Lorsque vous buvez de l’alcool – une boisson standard étant d’environ 12 onces de bière ou 1,5 once de vodka ou de whisky – il est absorbé dans votre circulation sanguine en 10 minutes environ. Se forcer à vomir ne fait absolument rien à l’alcool qui a déjà pénétré dans votre sang et a donc un effet intoxicant. Au lieu de cela, l’individu peut se sentir mieux qu’avant, lui permettant de continuer à boire en excès avec un estomac désormais vide, ce qui signifie que l’alcool sera absorbé encore plus rapidement. En effet, les vomissements tactiques en buvant pourraient finir par provoquer une gueule de bois pire le lendemain, si davantage d’alcool est consommé après l’incident de vomissement.

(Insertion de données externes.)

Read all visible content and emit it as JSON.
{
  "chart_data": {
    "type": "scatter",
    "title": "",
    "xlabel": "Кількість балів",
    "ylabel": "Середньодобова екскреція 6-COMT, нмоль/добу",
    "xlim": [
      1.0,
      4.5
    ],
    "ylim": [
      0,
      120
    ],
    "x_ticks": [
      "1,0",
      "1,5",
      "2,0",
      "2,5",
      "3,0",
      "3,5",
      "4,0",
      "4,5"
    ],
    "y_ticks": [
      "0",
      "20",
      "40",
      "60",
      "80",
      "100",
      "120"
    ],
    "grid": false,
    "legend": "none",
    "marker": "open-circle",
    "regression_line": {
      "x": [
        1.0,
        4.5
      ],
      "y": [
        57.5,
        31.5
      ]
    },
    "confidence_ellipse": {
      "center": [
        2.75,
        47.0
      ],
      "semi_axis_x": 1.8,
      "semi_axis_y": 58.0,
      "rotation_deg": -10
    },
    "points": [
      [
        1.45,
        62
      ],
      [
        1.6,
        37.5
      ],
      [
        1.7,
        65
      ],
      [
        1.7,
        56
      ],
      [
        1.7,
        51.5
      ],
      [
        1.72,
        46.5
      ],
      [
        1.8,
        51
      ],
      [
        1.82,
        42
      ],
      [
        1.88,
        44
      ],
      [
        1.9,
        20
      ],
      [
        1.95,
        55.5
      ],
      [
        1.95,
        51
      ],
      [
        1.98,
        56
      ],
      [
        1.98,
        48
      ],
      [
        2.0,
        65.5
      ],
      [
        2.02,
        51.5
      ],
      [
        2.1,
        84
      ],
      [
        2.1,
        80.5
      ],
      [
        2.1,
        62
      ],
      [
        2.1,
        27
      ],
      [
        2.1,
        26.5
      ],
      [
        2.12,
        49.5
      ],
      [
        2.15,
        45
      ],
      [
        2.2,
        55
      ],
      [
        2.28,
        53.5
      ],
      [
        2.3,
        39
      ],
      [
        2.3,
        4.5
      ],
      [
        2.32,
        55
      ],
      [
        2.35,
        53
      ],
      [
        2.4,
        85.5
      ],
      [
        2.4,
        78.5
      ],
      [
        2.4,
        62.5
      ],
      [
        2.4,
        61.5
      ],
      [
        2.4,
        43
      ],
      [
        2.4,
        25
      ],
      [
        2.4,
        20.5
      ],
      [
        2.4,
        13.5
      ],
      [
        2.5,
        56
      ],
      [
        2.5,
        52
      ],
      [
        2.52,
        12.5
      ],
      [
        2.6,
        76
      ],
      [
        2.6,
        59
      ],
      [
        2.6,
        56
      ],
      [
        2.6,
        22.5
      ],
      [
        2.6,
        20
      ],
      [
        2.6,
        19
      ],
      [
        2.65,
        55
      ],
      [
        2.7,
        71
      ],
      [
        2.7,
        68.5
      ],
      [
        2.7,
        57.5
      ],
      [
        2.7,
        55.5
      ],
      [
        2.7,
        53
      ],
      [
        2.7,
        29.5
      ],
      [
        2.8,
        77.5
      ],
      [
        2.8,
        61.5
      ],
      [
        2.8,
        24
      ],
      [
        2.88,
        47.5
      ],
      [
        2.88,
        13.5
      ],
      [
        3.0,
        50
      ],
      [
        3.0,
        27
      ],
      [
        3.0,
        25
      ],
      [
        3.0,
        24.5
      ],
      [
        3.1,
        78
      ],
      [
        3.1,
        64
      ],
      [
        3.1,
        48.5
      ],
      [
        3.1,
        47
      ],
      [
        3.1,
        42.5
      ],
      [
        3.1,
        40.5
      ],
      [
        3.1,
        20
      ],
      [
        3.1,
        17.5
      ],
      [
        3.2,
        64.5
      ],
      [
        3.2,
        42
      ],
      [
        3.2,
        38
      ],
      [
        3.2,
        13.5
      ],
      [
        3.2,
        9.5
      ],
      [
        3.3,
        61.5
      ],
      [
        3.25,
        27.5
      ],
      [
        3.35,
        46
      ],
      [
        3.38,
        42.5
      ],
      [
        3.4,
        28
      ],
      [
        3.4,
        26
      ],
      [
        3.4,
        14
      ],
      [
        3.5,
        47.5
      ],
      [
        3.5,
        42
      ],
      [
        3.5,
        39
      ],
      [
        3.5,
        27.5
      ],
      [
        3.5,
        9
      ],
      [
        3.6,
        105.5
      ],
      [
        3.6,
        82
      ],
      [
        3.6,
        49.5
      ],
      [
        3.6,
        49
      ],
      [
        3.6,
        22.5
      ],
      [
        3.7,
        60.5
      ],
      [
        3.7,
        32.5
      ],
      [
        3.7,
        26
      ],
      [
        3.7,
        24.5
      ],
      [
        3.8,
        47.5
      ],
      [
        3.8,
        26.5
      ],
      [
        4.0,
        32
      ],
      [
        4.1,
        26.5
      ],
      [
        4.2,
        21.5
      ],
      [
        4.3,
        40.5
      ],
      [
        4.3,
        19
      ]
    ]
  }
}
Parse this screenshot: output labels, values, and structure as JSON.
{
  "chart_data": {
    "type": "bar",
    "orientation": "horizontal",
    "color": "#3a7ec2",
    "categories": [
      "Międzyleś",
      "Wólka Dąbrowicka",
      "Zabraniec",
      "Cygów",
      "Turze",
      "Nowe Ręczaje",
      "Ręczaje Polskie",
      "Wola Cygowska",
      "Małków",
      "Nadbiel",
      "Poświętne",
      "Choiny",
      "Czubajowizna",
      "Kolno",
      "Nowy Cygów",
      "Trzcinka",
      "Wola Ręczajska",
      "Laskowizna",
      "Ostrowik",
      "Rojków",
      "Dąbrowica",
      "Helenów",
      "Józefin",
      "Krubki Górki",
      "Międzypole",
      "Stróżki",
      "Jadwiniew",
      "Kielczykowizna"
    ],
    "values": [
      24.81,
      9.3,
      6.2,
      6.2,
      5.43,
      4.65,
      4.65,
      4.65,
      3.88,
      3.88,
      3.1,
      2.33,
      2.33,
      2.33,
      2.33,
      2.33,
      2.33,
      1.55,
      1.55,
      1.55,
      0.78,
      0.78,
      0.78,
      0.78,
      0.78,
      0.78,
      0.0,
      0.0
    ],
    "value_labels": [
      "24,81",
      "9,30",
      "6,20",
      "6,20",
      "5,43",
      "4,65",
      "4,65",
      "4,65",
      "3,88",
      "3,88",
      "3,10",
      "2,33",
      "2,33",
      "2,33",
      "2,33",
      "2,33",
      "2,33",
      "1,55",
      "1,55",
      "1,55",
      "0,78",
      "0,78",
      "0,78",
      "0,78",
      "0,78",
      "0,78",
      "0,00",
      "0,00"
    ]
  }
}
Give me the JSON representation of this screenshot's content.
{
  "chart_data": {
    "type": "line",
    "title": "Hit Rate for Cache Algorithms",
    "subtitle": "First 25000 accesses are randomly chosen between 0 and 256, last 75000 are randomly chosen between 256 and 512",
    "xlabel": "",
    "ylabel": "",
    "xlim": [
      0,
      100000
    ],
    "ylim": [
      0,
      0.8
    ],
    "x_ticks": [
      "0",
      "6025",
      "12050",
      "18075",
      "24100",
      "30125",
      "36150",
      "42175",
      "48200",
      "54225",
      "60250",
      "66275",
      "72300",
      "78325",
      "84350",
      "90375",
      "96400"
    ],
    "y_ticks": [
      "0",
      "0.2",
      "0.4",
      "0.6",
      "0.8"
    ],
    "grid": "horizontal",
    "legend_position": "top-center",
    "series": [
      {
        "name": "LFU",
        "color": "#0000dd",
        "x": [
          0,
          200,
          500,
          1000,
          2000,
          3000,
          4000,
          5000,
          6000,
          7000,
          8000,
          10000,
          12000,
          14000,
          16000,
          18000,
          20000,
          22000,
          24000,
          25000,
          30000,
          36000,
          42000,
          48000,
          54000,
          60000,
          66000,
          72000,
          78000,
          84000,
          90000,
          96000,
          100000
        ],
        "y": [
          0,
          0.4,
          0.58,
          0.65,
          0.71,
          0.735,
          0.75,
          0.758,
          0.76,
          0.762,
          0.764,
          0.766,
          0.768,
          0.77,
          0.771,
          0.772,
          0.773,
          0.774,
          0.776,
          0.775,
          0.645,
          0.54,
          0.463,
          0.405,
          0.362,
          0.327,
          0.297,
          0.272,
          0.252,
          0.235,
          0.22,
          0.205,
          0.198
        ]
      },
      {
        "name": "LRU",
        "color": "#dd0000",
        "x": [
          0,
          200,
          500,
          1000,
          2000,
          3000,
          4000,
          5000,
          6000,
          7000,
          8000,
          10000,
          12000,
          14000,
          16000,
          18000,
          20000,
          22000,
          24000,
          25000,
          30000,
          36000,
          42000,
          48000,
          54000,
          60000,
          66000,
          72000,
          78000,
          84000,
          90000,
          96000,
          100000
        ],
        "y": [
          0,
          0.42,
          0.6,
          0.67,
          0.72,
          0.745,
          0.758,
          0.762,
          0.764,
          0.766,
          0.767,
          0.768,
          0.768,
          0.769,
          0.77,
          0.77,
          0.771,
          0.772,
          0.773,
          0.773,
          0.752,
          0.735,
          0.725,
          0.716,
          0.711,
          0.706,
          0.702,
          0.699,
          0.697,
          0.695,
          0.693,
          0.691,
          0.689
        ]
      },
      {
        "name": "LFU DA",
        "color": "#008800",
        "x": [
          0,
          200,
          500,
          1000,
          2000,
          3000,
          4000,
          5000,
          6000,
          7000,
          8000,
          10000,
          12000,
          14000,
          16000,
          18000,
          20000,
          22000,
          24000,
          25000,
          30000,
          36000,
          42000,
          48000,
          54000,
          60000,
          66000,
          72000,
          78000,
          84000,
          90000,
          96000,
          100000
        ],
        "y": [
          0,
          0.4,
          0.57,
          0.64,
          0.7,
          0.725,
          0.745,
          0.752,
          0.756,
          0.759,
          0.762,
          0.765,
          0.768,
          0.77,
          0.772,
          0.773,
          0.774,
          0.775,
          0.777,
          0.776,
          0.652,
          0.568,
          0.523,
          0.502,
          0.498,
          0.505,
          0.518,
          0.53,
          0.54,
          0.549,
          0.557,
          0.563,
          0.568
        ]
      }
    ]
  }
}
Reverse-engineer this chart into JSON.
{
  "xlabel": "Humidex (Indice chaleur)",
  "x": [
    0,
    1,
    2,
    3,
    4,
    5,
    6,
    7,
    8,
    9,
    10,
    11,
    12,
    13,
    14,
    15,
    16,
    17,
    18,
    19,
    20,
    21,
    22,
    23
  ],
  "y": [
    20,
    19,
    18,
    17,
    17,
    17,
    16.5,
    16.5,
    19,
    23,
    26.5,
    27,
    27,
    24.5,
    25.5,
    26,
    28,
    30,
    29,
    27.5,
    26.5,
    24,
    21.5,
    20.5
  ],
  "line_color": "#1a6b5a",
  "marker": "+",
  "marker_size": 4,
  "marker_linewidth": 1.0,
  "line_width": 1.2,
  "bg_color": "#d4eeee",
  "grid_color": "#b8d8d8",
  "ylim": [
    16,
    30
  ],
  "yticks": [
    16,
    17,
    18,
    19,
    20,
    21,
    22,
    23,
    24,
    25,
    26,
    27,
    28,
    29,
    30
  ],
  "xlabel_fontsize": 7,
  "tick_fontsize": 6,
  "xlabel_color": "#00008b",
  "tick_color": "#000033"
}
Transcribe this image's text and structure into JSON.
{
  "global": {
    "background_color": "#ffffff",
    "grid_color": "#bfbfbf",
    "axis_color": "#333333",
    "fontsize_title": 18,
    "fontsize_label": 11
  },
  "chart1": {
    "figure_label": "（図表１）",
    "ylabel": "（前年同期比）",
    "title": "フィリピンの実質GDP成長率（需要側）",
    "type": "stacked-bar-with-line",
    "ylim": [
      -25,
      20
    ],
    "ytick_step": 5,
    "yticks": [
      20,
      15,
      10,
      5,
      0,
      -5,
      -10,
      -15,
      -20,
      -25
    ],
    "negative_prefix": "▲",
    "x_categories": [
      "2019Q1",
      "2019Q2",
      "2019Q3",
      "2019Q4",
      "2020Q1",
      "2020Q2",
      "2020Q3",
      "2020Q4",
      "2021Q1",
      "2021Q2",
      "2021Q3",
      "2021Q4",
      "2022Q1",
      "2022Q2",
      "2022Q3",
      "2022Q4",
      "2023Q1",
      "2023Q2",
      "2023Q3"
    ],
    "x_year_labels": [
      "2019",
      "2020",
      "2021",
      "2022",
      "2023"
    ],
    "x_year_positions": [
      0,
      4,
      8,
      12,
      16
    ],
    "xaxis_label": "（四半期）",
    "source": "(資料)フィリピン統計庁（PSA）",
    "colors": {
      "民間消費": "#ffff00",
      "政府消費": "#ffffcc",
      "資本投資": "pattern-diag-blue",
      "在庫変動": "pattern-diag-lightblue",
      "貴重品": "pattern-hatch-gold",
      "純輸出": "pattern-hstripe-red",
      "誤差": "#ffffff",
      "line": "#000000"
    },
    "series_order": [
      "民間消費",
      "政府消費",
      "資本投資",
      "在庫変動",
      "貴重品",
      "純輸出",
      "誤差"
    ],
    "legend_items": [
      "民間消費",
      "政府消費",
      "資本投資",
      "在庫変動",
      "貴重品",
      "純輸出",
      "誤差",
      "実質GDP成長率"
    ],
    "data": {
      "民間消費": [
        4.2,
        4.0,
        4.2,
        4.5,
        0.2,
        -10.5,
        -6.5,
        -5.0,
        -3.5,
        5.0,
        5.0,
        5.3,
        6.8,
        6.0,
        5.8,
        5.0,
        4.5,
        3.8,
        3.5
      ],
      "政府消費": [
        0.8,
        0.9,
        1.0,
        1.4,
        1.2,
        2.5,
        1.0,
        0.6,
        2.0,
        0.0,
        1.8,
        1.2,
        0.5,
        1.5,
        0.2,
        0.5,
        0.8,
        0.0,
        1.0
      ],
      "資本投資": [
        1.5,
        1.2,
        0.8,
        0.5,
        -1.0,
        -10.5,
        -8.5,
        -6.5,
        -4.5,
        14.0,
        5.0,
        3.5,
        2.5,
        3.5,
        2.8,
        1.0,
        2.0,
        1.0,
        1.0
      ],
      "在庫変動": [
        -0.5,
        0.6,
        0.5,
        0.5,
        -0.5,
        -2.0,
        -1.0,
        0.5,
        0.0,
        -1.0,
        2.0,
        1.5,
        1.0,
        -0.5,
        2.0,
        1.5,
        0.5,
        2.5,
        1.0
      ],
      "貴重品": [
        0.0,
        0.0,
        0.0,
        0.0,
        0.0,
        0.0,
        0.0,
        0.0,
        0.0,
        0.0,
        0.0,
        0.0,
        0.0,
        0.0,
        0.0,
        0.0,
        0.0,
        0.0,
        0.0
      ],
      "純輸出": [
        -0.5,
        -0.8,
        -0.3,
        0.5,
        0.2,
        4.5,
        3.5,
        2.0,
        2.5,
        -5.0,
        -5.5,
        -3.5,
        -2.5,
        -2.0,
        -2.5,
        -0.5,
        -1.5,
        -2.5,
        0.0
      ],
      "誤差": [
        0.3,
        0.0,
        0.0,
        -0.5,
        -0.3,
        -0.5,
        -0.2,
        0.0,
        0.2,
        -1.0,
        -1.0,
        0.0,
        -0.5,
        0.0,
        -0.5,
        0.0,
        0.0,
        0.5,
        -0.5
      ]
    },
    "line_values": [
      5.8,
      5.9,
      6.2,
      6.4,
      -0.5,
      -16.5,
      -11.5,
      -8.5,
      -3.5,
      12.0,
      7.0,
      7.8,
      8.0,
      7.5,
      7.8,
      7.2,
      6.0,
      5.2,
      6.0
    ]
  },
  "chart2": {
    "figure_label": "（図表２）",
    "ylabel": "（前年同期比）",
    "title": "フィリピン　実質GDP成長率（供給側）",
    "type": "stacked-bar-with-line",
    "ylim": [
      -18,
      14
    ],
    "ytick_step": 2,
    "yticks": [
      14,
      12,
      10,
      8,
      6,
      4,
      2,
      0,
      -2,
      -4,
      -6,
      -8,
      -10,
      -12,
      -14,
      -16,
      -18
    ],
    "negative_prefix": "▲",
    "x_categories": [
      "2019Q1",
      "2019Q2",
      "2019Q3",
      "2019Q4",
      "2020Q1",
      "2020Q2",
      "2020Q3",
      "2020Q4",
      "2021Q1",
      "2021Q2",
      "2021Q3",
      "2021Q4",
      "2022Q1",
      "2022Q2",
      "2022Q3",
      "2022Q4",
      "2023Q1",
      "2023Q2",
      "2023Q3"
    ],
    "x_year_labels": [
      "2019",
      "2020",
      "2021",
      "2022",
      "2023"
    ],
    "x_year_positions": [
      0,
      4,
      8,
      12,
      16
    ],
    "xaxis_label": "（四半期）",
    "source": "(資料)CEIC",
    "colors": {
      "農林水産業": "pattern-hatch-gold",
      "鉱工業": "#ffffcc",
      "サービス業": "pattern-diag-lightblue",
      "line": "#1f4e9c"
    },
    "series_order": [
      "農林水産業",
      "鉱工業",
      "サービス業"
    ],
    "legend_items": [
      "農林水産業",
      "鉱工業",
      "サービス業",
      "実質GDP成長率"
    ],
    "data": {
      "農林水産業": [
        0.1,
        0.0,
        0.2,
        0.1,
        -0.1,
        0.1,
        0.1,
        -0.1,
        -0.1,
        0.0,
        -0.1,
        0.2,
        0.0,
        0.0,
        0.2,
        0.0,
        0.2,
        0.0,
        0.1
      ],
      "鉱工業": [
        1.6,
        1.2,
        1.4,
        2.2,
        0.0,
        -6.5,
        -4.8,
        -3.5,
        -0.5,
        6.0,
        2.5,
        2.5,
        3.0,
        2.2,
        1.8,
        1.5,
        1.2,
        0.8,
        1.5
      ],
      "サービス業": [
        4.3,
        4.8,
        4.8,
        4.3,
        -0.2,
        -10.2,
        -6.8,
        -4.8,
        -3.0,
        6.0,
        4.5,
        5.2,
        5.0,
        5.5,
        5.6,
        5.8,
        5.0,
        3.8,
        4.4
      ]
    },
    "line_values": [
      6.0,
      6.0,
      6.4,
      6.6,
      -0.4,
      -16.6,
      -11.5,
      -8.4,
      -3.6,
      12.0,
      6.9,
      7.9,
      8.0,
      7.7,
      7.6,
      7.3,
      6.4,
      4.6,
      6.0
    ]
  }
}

Faire vomir en état d’ébriété peut avoir des répercussions dangereuses, notamment une forme de pneumonie si des vomissements acides pénètrent accidentellement dans les poumons. Dans des cas extrêmes, cela peut être fatal. Même dans le meilleur des cas, les vomissements vous déshydrateront davantage en plus des effets de l’alcool, vous laissant une sensation de malaise le lendemain matin.
Mythe : Le sang brun dans les vomissures n’est pas aussi grave que le sang rouge
Voir du sang dans les vomissures sera toujours alarmant, mais il existe une croyance selon laquelle vous pouvez dire à quel point c’est inquiétant à la couleur. L’hématémèse, le processus de vomissement de sang, est souvent rouge vif ou brun foncé, mais les deux peuvent représenter quelque chose de grave nécessitant des soins médicaux.
Les vomissements moulus de café sont des vomissements brun foncé ou presque noirs qui ressemblent à du marc de café. Beaucoup de gens pensent que c’est moins préoccupant que du vomi rouge vif, car il représente du vieux sang plutôt que du sang frais. Cependant, sa présence signifie qu’il y a eu un saignement interne quelque part et peut encore être le signe de quelque chose de sinistre. La couleur foncée signifie que le saignement s’est arrêté, au moins temporairement, mais cela signifie aussi qu’il y a eu un saignement qui pourrait très bien réapparaître. Dans une étude de 2018, les chercheurs ont découvert que les vomissements sanglants n’étaient pas associés à des taux plus élevés de saignements graves ou de mortalité par rapport aux vomissements moulus de café.
Les causes possibles de vomissements brun foncé incluent une déchirure de l’œsophage, un ulcère hémorragique ou même un cancer, qu’un professionnel de la santé prendrait très au sérieux. Bien que du sang frais et rouge vif puisse sembler plus préoccupant, tout sang dans les vomissures constitue une situation médicale aiguë et doit faire l’objet d’une enquête appropriée.